In theater, it's rare—and fascinating—for the same characters to turn up in different shows—a bit like a surprise encounter with familiar old friends. This year, Tom Stoppard's trilogy The Coast of Utopia focused on a group of 19th-century Russian intellectuals who resurfaced across decades. In a lighter, but no less important, way, composer William Finn has tenderly developed the neurotic extended family that resurfaces throughout his ambitious musical triptych: In Trousers, March of the Falsettos, and Falsettoland. All three productions were performed as individual shows Off Broadway at Playwrights Horizons from 1979-1990; in 1992, the final two parts became Acts 1 and 2 of the Broadway musical Falsettos. Just in time for the first National Asian American Theater Festival, the National Asian American Theater Company (NAATCO) has revived its acclaimed production of Falsettoland, which it originally produced in 1998. Finn's seminal show (co-written with James Lapine) investigates such controversial topics as AIDS and homosexuality (especially provocative in the 1980s, when these characters originally appeared), and the grace and wit with which he handles this material give the show a timeless quality. Enlivened with an all-Asian cast, Finn's Jewish-themed musical takes on vibrant new life, and director Alan Muraoka has helmed an effervescent production that cuts to the heart of this poignant show.
Marvin is the conflicted center of Falsettos—he divorces his wife, Trina, when he falls in love with another man, Whizzer. In response, Trina promptly marries Mendel, Marvin's psychiatrist. By the time we reach Falsettoland, Marvin and Whizzer have dissolved their relationship, Mendel and Trina's marriage is a little stale, and Marvin and Trina's precocious son Jason is 12. As Jason's bar mitzvah approaches, Trina and Marvin try to keep their tempers in check, and when Whizzer appears at Jason's baseball game (invited by Jason), he and Marvin decide to try to make things work again. Add to this group Charlotte and Cordelia, the cheerful lesbian couple next door, and you meet one of the most odd and irresistible family units in musical theater.
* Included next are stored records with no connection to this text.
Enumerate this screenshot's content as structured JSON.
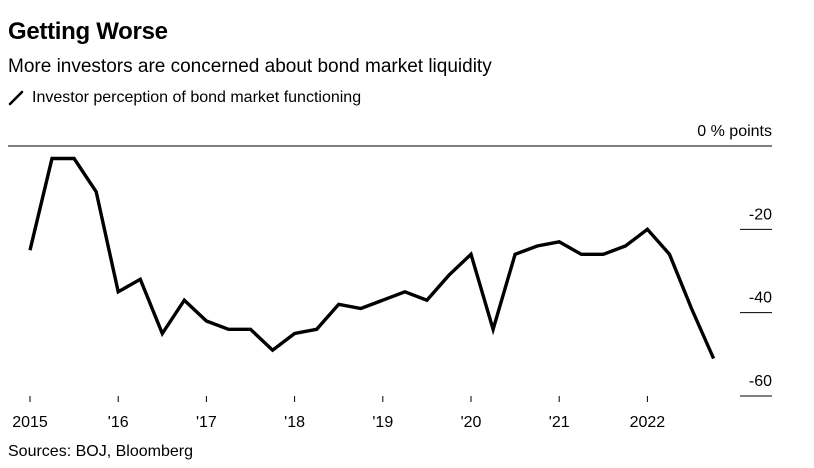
{
  "header": {
    "title": "Getting Worse",
    "subtitle": "More investors are concerned about bond market liquidity"
  },
  "footer": {
    "source": "Sources: BOJ, Bloomberg"
  },
  "chart_data": {
    "type": "line",
    "title": "Getting Worse",
    "subtitle": "More investors are concerned about bond market liquidity",
    "legend": {
      "placement": "top-left",
      "entries": [
        "Investor perception of bond market functioning"
      ]
    },
    "ylabel": "% points",
    "ylim": [
      -60,
      0
    ],
    "y_ticks": [
      0,
      -20,
      -40,
      -60
    ],
    "y_tick_labels": [
      "0 % points",
      "-20",
      "-40",
      "-60"
    ],
    "x_ticks": [
      2015,
      2016,
      2017,
      2018,
      2019,
      2020,
      2021,
      2022
    ],
    "x_tick_labels": [
      "2015",
      "'16",
      "'17",
      "'18",
      "'19",
      "'20",
      "'21",
      "2022"
    ],
    "grid": false,
    "line_color": "#000000",
    "series": [
      {
        "name": "Investor perception of bond market functioning",
        "x": [
          2015.0,
          2015.25,
          2015.5,
          2015.75,
          2016.0,
          2016.25,
          2016.5,
          2016.75,
          2017.0,
          2017.25,
          2017.5,
          2017.75,
          2018.0,
          2018.25,
          2018.5,
          2018.75,
          2019.0,
          2019.25,
          2019.5,
          2019.75,
          2020.0,
          2020.25,
          2020.5,
          2020.75,
          2021.0,
          2021.25,
          2021.5,
          2021.75,
          2022.0,
          2022.25,
          2022.5,
          2022.75,
          2023.0
        ],
        "values": [
          -25,
          -3,
          -3,
          -11,
          -35,
          -32,
          -45,
          -37,
          -42,
          -44,
          -44,
          -49,
          -45,
          -44,
          -38,
          -39,
          -37,
          -35,
          -37,
          -31,
          -26,
          -44,
          -26,
          -24,
          -23,
          -26,
          -26,
          -24,
          -20,
          -26,
          -39,
          -51,
          null
        ]
      }
    ]
  }
}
The plot moves fluidly from song to song with little dialogue, and the brief show has a lovely lyrical quality to it—Finn's music can be both punchy and dreamy, and his often sweeping, impressionistic melodies are routinely interrupted by sharp, vivid epiphanies that wake up the characters. "The Baseball Game" is a particularly exemplary piece of writing. The peppy melody is deceptively simple, but the character development is densely layered—we learn an extraordinary amount about each character from minor asides and interactions (especially within Muraoka's deft staging).
The tragedy of Falsettoland, of course, arrives with Whizzer's AIDS diagnosis—"Something Bad Is Happening," warns Charlotte, who works as a doctor and watches the grave disease destroy the lives of healthy young men. Finn has a sensitive ear (and pen) for the subject of mortality, and he confronts his subject with a refreshing lack of the maudlin or clichéd. In the quartet "Unlikely Lovers," Marvin, Whizzer, Cordelia, and Charlotte ruminate on the stroke of fate that brought them all together, and music director W. Brent Sawyer has uncovered exquisite depths and textures within every crescendo of this moving ballad.
The cast rises to the occasion, and then some. Like Sarah Lambert's efficient set, which clicks into place with the simplicity and precision of Jason's Rubik's Cube, this group of performers is a colorful, interlocking, and delightful puzzle. Especially outstanding are Francis Jue, who achieves superb comic dexterity as the wiry Mendel, and Jason Ma, who uses his silky vocals to gently articulate Marvin's vulnerable qualities. This self-consciousness immediately surfaces whenever Whizzer is nearby, and it's easy to see why—Manu Narayan brings a glorious voice and thrilling sensitivity to a role that would be all too easy to oversimplify.
Ann Sanders (late of Avenue Q) turns in a fierce and fearless performance as the put-upon Trina. The unsung victim of this situation—just imagine planning your son's bar mitzvah with your ex-husband and his male lover in tow—her Trina is never pathetic, never self-pitying. Instead, she wrings the wit out of each circumstance, and in the thunderous ballad "Holding to the Ground," she proclaims her truth: "Life is never what you planned / Life is moments you don't understand." Still, the ties that bind Trina to this makeshift family are everlasting—this may be a dysfunctional group, but it's stuck together like glue.
As I watched this all-Asian cast romp through Finn's material, I wondered, What difference does this make? Sure, the Jewish jokes and references give us an extra wink, but really, one quickly forgets that these Asian actors are anything other than actors. But watching Sanders's vivid performance made me think again; if it weren't for NAATCO, she might never have played this role. The current revival of Les Misérables features several Asian performers, but it's only now that many Asian actors can expand their résumés beyond Flower Drum Song or Miss Saigon.
This powerful production is an important step in recasting and reimagining traditional roles. Finn certainly thinks so—along with Ann Harada (one of those Asian Les Miz stars), he contributed his own money to help fund this production.